Genomic DNA extraction, library construction, and sequence analysis
A Water DNA Kit (Bioteke, Beijing, China) was used to extract genomic DNA from water samples, and a NucleoSpin Soil Kit (Macherey-nagel, North Rhine-Westphalia, Germany) was used to extract genomic DNA from sediment samples, according to the protocols provided by the manufacturer.
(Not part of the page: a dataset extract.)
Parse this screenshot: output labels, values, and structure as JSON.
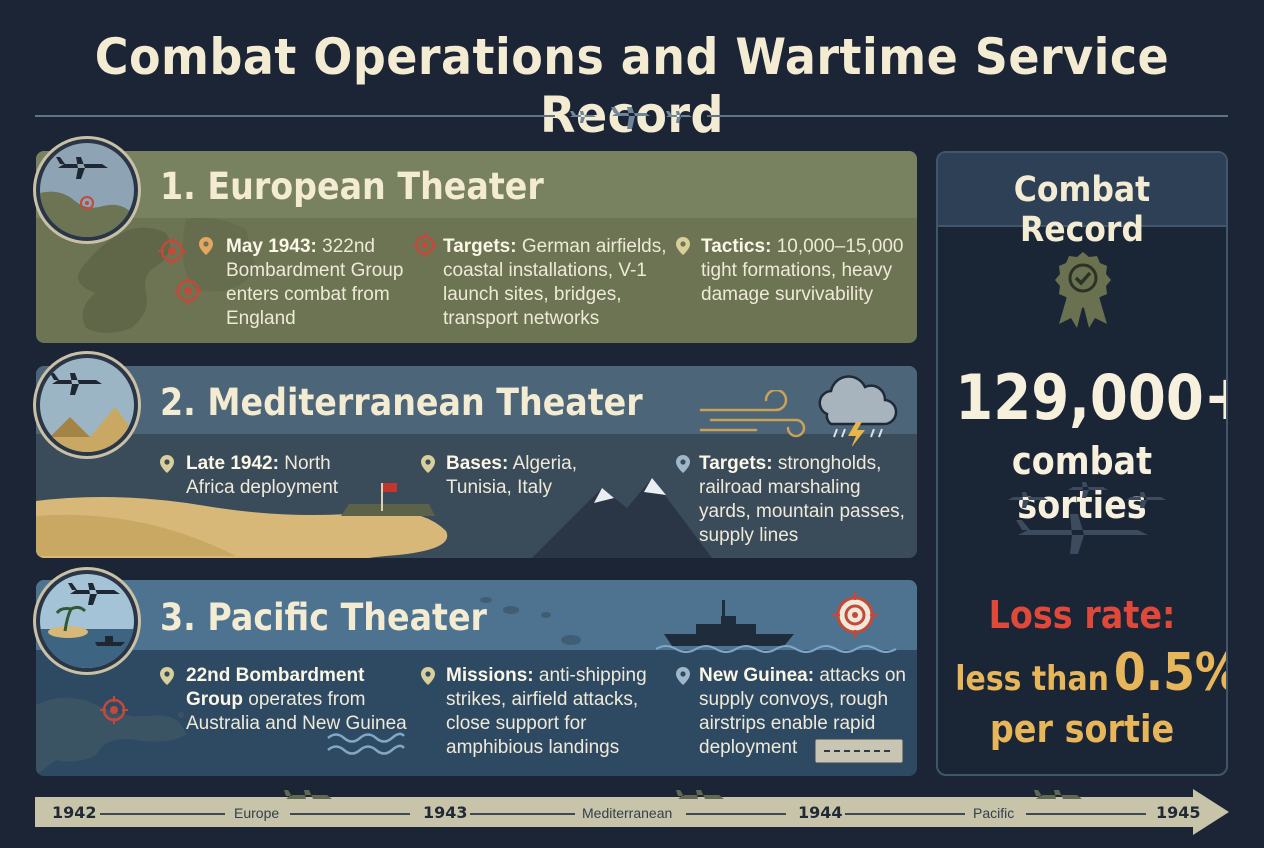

The extracted DNA was quantified with a Qubit Fluorometer (Thermo Fisher, Waltham, USA) and a Qubit dsDNA BR Assay Kit (Invitrogen, Carlsbad, CA, USA), and the DNA quality was checked by 1% agarose gel electrophoresis.
The V4–V5 variable regions of the bacterial 16S rRNA genes were amplified with degenerate PCR primers, 515F (5’-GTGCCAGCMGCCGCGGTAA-3’) and 907R (5’-CCGTCAATTCMTTTRAGTTT-3’) (Shan et al., 2015). Both forward and reverse primers were tagged with Illumina adapter, pad, and linker sequences. PCR amplification was performed in a 50-µL reaction containing 30 ng of template DNA, fusion PCR primers, and PCR master mix. PCR cycling conditions were as follows: 95°C for 3 min, 30 cycles of 95°C for 45 sec, 56°C for 45 sec, 72°C for 45 sec, and a final extension at 72°C for 10 min. The PCR products were purified using Agencourt AMPure XP (Beckman-Coulter, Brea, CA, USA) beads and eluted in Elution buffer. DNA libraries were qualified using an Agilent 2100 bioanalyzer (Agilent Technologies, Palo Alto, CA, USA). The validated libraries were used for sequencing on an Illumina MiSeq platform (Illumina, San Diego, CA, USA) following the standard pipelines, which generated 2 × 250-bp paired-end reads. All raw sequences from this study have been stored in the National Center for Biotechnology Information (NCBI) Sequence Read Archive (SRA) database under the BioProject number PRJNA 774972 and the accession number SUB10569930.
The raw FASTQ files were processed and analyzed using the QIIME2 v2019.02 (https://qiime2.org) platform (Hall et al., 2018). Quality controls, annotations, and statistical calculations were implemented using the standard QIIME2 pipeline (Bokulich et al., 2018). Demultiplexing was conducted to determine the sample sources of each sequence. The sequences were then denoised to obtain amplicon sequence variants (ASVs, which are operational taxonomic units with a sequence similarity of 100%) (Gonzalez et al., 2019) using DADA2 (Prodan et al., 2020). The obtained ASVs were taxonomically classified using the Greengenes 16S rRNA gene database (Bolyen et al., 2019). Before subsequent analysis, all chloroplast, mitochondrial, archaeal, and eukaryotic sequences were removed. To minimize the influence of unequal sequencing efforts, the ASV table was rarefied for each sample. All ASVs with relative abundance <0.01% were also removed to produce the ASV abundance table of each sample (Sogin et al., 2006).